This gate was always a favourite station of ours; we love it far more now on Saras account. You know that it commands a beautiful prospect; Sara carved her cypher upon one of its bars and we call it her gate. We will find out another place for your cypher, but you must come and fix upon the place yourself.


    For another aspect of the naming was the actual — at times the ritual — inscription of the person's name or initials on the object named. Wordsworth would write in Home at Grasmere how, after only a few weeks in the valley, he had begun 'Already to inscribe upon my heart' his feelings for the place and its inhabitants: but the group would cut literal inscriptions on rocks and trees. I shall discuss later the extraordinary energy they all put into cutting their initials on what they originally called Sara's Rock (just Sara's initials had first been inscribed), half way between Grasmere and Keswick. But other objects were inscribed too: for example, while staying with Catherine Clarkson at Eusemere in April 1802, Dorothy 'marked our names on a tree' (she probably meant her name and Wordsworth's). And there was 'Mary's Stone', inscribed during her first visit: 'We sate by the roadside at the foot of the lake close to Mary's dear name which she had cut herself upon the stone. William employed [sic] cut at it with his knife to make it plainer.' This rock was still known by local people as 'Wordsworth's Seat' at the end of the nineteenth century. Yet another Hutchinson sister had her own rock: eighteen months after the younger sister Joanna had first visited Grasmere, Wordsworth cut her name on a rock, and also wrote his poem 'To Joanna' about it. And there were at least two further places connected with Sara Hutchinson besides her Rock: the seat started on 26 March 1801 on White Moss Common, when Sara herself laid the first stone, but which was not complete until 10 October 1801, when Wordsworth and Dorothy and Coleridge finally finished it — we find the Wordsworths sitting on it in March 1802 — and the so-called Sophs of Sods, built at Windy Brow near Keswick on 13 August 1800. This would be the subject of a poem written by Wordsworth but published by Coleridge, and it would be referred to as Sara's own particular place in Coleridge's Letter:


And yet far rather, in my present mood,
I would that thou'dst been sitting all this while
Upon the sod-built seat of Camomile —


We know about most of these locations because Dorothy happened to mention them in her journal. There must have been others to which she never referred. But the naming of places had become part of their everyday lives. When that sudden gap opened up in the second edition of Lyrical Ballads in October 1800, Wordsworth and Coleridge quite naturally proposed to fill it with a section called 'Poems on the Naming of Places'.

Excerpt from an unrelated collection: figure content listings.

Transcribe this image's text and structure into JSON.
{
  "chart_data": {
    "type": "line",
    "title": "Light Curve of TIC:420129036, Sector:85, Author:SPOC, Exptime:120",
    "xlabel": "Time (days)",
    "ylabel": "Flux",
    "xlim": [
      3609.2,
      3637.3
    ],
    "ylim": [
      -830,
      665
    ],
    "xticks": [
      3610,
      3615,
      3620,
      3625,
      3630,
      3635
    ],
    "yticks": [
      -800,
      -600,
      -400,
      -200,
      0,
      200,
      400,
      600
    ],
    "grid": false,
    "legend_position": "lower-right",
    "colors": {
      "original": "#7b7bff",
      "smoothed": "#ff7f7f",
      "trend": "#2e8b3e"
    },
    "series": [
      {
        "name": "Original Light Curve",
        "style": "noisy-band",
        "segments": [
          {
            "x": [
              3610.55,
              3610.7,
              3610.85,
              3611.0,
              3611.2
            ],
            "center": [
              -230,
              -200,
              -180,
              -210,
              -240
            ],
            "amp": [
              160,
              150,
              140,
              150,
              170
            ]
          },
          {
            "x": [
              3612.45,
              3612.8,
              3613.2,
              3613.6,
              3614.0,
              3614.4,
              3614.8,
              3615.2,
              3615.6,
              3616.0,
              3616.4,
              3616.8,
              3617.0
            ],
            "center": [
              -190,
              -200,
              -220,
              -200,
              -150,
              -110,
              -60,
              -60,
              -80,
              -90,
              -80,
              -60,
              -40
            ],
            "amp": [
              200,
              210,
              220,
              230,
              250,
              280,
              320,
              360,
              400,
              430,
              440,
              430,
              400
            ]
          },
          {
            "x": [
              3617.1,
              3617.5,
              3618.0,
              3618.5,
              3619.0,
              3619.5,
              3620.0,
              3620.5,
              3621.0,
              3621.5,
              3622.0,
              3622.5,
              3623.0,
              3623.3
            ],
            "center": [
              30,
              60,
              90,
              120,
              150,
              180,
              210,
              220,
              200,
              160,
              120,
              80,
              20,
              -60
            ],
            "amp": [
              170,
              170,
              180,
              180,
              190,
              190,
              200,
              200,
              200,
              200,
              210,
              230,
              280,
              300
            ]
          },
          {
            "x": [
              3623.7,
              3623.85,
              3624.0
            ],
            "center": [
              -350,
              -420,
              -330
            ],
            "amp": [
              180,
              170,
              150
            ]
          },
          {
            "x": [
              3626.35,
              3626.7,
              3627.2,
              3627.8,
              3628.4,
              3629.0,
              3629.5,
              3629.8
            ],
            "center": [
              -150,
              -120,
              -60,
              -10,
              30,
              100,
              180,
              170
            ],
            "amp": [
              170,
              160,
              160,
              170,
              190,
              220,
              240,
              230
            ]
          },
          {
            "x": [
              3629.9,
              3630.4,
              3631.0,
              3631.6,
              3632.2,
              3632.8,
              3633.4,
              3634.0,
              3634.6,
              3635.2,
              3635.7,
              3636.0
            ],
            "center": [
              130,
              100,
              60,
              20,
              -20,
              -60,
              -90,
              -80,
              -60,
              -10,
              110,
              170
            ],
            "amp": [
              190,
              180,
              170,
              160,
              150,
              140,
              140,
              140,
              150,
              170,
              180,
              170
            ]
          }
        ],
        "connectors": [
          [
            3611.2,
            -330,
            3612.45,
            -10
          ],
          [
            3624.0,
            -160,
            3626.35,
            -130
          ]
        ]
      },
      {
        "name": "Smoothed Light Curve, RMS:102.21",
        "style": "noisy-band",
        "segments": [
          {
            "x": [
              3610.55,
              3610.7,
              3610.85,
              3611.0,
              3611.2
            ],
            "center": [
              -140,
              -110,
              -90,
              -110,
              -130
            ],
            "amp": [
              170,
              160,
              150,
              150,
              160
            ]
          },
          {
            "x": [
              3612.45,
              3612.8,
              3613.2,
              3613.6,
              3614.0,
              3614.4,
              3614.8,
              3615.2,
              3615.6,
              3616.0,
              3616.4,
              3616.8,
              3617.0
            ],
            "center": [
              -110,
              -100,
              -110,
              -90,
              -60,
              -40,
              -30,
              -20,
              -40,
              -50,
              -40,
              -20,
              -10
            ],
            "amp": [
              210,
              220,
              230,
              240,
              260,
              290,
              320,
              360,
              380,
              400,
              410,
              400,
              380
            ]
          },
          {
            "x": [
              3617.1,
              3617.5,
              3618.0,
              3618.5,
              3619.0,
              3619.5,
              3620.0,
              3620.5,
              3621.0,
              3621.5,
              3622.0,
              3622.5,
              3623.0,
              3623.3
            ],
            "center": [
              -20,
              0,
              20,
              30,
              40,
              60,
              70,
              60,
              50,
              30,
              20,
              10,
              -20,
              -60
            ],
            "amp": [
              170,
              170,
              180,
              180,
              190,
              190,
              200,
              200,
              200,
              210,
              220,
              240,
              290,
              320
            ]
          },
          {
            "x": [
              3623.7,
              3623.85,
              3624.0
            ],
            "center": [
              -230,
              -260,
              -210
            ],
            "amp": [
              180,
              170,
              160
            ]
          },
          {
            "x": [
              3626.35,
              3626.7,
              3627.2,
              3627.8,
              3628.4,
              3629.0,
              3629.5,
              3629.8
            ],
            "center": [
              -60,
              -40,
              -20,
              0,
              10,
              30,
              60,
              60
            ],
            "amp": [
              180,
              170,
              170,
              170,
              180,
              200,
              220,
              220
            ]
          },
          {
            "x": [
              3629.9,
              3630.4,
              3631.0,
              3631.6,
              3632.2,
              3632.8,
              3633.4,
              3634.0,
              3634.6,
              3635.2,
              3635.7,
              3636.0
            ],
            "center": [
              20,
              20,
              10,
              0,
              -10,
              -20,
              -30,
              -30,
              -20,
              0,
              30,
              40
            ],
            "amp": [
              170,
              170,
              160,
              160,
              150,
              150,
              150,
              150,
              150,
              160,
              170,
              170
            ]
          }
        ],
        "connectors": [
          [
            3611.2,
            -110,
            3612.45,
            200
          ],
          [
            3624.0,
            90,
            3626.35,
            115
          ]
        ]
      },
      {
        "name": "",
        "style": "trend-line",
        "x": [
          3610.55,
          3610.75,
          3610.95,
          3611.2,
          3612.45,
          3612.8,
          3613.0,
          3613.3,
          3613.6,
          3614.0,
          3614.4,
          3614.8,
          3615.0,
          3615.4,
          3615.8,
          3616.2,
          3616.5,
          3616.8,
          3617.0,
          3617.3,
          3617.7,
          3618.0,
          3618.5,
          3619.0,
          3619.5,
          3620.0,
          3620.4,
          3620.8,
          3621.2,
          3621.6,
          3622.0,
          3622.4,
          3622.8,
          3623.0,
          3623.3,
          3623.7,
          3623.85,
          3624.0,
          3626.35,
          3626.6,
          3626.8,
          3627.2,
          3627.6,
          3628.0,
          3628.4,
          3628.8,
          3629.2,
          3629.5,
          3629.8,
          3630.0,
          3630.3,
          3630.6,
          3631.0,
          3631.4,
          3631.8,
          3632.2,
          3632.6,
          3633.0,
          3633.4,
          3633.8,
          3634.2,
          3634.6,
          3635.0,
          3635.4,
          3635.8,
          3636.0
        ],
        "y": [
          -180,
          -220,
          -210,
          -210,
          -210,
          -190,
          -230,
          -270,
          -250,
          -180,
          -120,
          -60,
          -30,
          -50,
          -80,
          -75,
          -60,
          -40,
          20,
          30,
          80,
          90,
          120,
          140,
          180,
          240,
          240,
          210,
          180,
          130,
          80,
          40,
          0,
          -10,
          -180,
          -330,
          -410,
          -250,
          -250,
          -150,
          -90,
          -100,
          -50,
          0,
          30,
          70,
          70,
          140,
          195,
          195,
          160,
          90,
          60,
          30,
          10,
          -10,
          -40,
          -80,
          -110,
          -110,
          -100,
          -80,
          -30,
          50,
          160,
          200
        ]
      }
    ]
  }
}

    Many of the walks they took also involved discovering, inhabiting, revisiting, and making places their own. On 23 April 1802, for example, Wordsworth, Dorothy and Coleridge were looking for a place to sit down while out walking, because 'The sun shone & we were lazy'; they were only about a mile from the Town End house, in fact, at the foot of Nab Scar at Rydal. But seats were one of their ways of making a place their own, where they would sit together. They were not looking for a 'prospect' or a view, as twenty-first-century tourists might be looking: a landscape to escape other human beings. The Wordsworths, Hutchinsons and Coleridge wanted a place to be together in. Coleridge was leading the way on this occasion, and 'pitched upon several places but we could not be all of one mind respecting sun and shade so we pushed on to the Foot of the Scar'. They left Wordsworth 'sitting on the stones feasting with silence — & C and I sate down upon a rock Seat — a Couch it might be under the Bower of William's Eglantine'. Wordsworth thus had no seat; but when they went back down to him, they found that 'He had made himself a seat in the crumbly ground'. Coleridge however remains determined to find something more their own — and he does:


we found him in a Bower, the sweetest that was ever seen — the Rock on one side is very high & all covered with ivy which hung loosely about & bore bunches of brown berries ... at the top of the Rock there is another spot — it is scarce a Bower, a little parlour, one not enclosed by walls but shaped out for a resting place by the rocks & the ground rising about it. It had a sweet moss carpet — We resolved to go & plant flowers in both these places tomorrow. We wished for Mary and Sara. Dined late.


Their resolution at the end of the day's walking and clambering is characteristic They plan to revisit: they will improve what they have found: and they will remember those who were not there. The Good Place is committed to the absent, whose bower it will become; it is dedicated to the future as much as to the present.

    It would be too easy to dismiss such activity as the transient pleasure of a group of educated and high-spirited people who could afford to spend their days clambering round the Lake District, naming things. They were engaged in what we might now call emotional mapping: identifying the ways in which they belonged both to each other and to the place. The good lives they were determined to live, they would define as lives maintained in contact with the needs and feelings of the others, in a place as beautiful and as rich as possible in shared feelings. Wordsworth and his sister had, after all, known this particular country since childhood, though they had also lived away from it for a long time: but it had multifarious links with their past. Now possessed of their own place in it, they were the ones bringing the others into it, and creating new memories and new links. What Wordsworth and Dorothy brought forward from childhood, the others were now discovering, in a place where they could (in one way) be children together. It would be wrong to ignore this but also wrong to denigrate it.


No where, (or is it fancy) can be found
The one sensation that is here; tis here
Here as it found its way into my heart
In childhood ...


The Hutchinsons and Wordsworths were linked by their situation as orphans, while Coleridge was regularly looking for and enraged by the father figures he encountered. The group centred on Grasmere and Keswick, if at one level children, were children growing up into the possession of adult selves and the emotional recreation and repossession of their world.